This post is the fourth in a series focusing on the five elements of a Flipped Clinic. For a bit more background, be sure to check out our first three posts that discuss the Flipped Clinic as people-centered, nourishing, and joyful.
A Flipped Clinic is one that’s transparent. Communication is clear, information is accessible and useable, and in conversation, clinician and patient voices are given equal value.
At Flip the Clinic, we hear about a lot of pinch points revolving around communication. Patients don’t feel like there is a place for the emotions and frustrations that can come along with their illnesses. Furthermore, when they’re reeling from a new diagnosis, it can be hard to absorb the details of a treatment plan—and then they lose convenient access to answers. What’s more, though electronic health records are available for both patients and clinicians, patients often don’t know to ask for copies. There seems to be a wall between a clinician’s information and a patient’s information.
These frustrations have helped inspire the Flip the Clinic community to find new ways to open communication and share information.
One of our earliest Flips, Flip #4, suggests that clinicians place a deck of cards printed with emotional prompts in the waiting room. As patients arrive, they can choose a card that expresses how they feel—nervous, relieved, or frustrated—to discuss with their physicians. This simple change gives patients the space to think about how they feel before they get in the exam room, as well as permission to talk about their emotions, which too often can be an obstacle to better care.
Since then, Flip the Clinic has tackled other ways to make clinics even more transparent though data sharing.

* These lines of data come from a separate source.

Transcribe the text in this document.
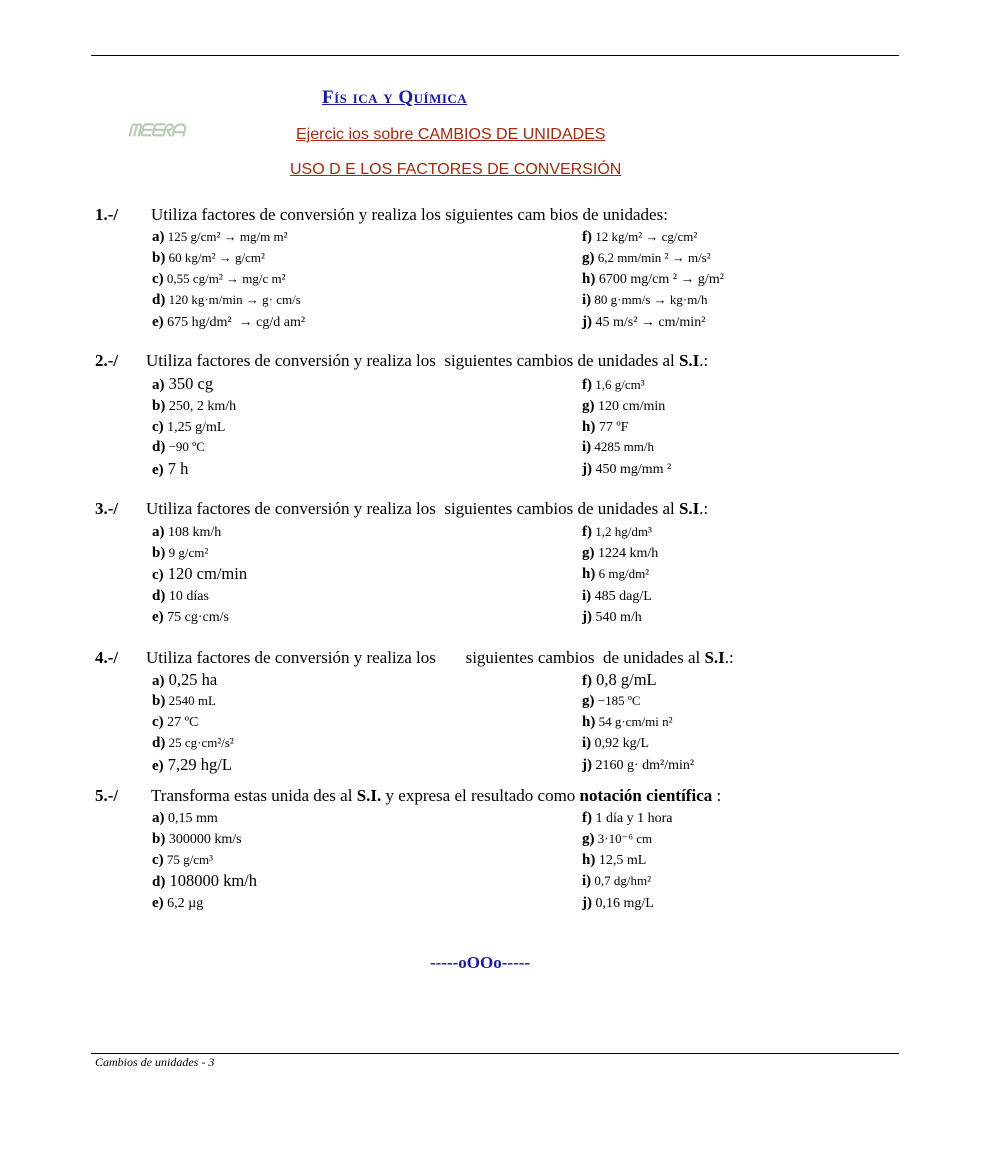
Fís ica y Química
ᗰᗴᗴᖇᗩ	Ejercic ios sobre CAMBIOS DE UNIDADES
USO D E LOS FACTORES DE CONVERSIÓN
1.-/ Utiliza factores de conversión y realiza los siguientes cam bios de unidades:
a) 125 g/cm² → mg/m m²
b) 60 kg/m² → g/cm²
c) 0,55 cg/m² → mg/c m²
d) 120 kg·m/min → g· cm/s
e) 675 hg/dm²  → cg/d am²
f) 12 kg/m² → cg/cm²
g) 6,2 mm/min ² → m/s²
h) 6700 mg/cm ² → g/m²
i) 80 g·mm/s → kg·m/h
j) 45 m/s² → cm/min²
2.-/ Utiliza factores de conversión y realiza los  siguientes cambios de unidades al S.I.:
a) 350 cg
b) 250, 2 km/h
c) 1,25 g/mL
d) −90 ºC
e) 7 h
f) 1,6 g/cm³
g) 120 cm/min
h) 77 ºF
i) 4285 mm/h
j) 450 mg/mm ²
3.-/ Utiliza factores de conversión y realiza los  siguientes cambios de unidades al S.I.:
a) 108 km/h
b) 9 g/cm²
c) 120 cm/min
d) 10 días
e) 75 cg·cm/s
f) 1,2 hg/dm³
g) 1224 km/h
h) 6 mg/dm²
i) 485 dag/L
j) 540 m/h
4.-/ Utiliza factores de conversión y realiza los       siguientes cambios  de unidades al S.I.:
a) 0,25 ha
b) 2540 mL
c) 27 ºC
d) 25 cg·cm²/s²
e) 7,29 hg/L
f) 0,8 g/mL
g) −185 ºC
h) 54 g·cm/mi n²
i) 0,92 kg/L
j) 2160 g· dm²/min²
5.-/ Transforma estas unida des al S.I. y expresa el resultado como notación científica :
a) 0,15 mm
b) 300000 km/s
c) 75 g/cm³
d) 108000 km/h
e) 6,2 µg
f) 1 día y 1 hora
g) 3·10⁻⁶ cm
h) 12,5 mL
i) 0,7 dg/hm²
j) 0,16 mg/L
-----oOOo-----
Cambios de unidades - 3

In Flip #55, Whitney Bowman-Zatzkin noted that very few patients request copies of their electronic medical records—even though 92 percent of hospitals can provide them within three days of an initial request. When clinicians remind patients that their EHRs are available, they give them the opportunity to become more involved in their own care, and more proactive about planning and decision making down the road.
In Flip #78, a team from the Minneapolis Lab suggested that both doctors and patients have access to on-demand recordings of visits. That way patients who could still be in shock from a new diagnosis can go back and review follow-up instructions, while physicians—who see many, many patients in a day—can review the health plan from the last visit before the next one.
The main goal is to make sure that both clinicians and patients are sharing information that helps keep both parties well informed about health goals and treatment plans, which in turn can help patients take control of their own health.
We’d love to know what you think! What other Flips could we use in the clinic and out of it to make health care a more transparent environment? Stay tuned because we’ll be tackling expansiveness soon.
As a reminder, here are the full 5 Elements of a Flipped Clinic:
People are the heart of health care—and we’re more complex (and interesting!) than a diagnosis or a decision. Goals and values, interests and experiences are valued.
Patients and clinicians feel welcomed and supported both by the clinic’s design and by the entire clinic community.
Providers experience joy and passion in their work daily. Patients find delight in the health care encounter.
Communication is clear, information is accessible and useable, and in conversation, clinician and patient voices are given equal value.
It values the people and places outside the traditional clinic walls that play an important role in a person’s health.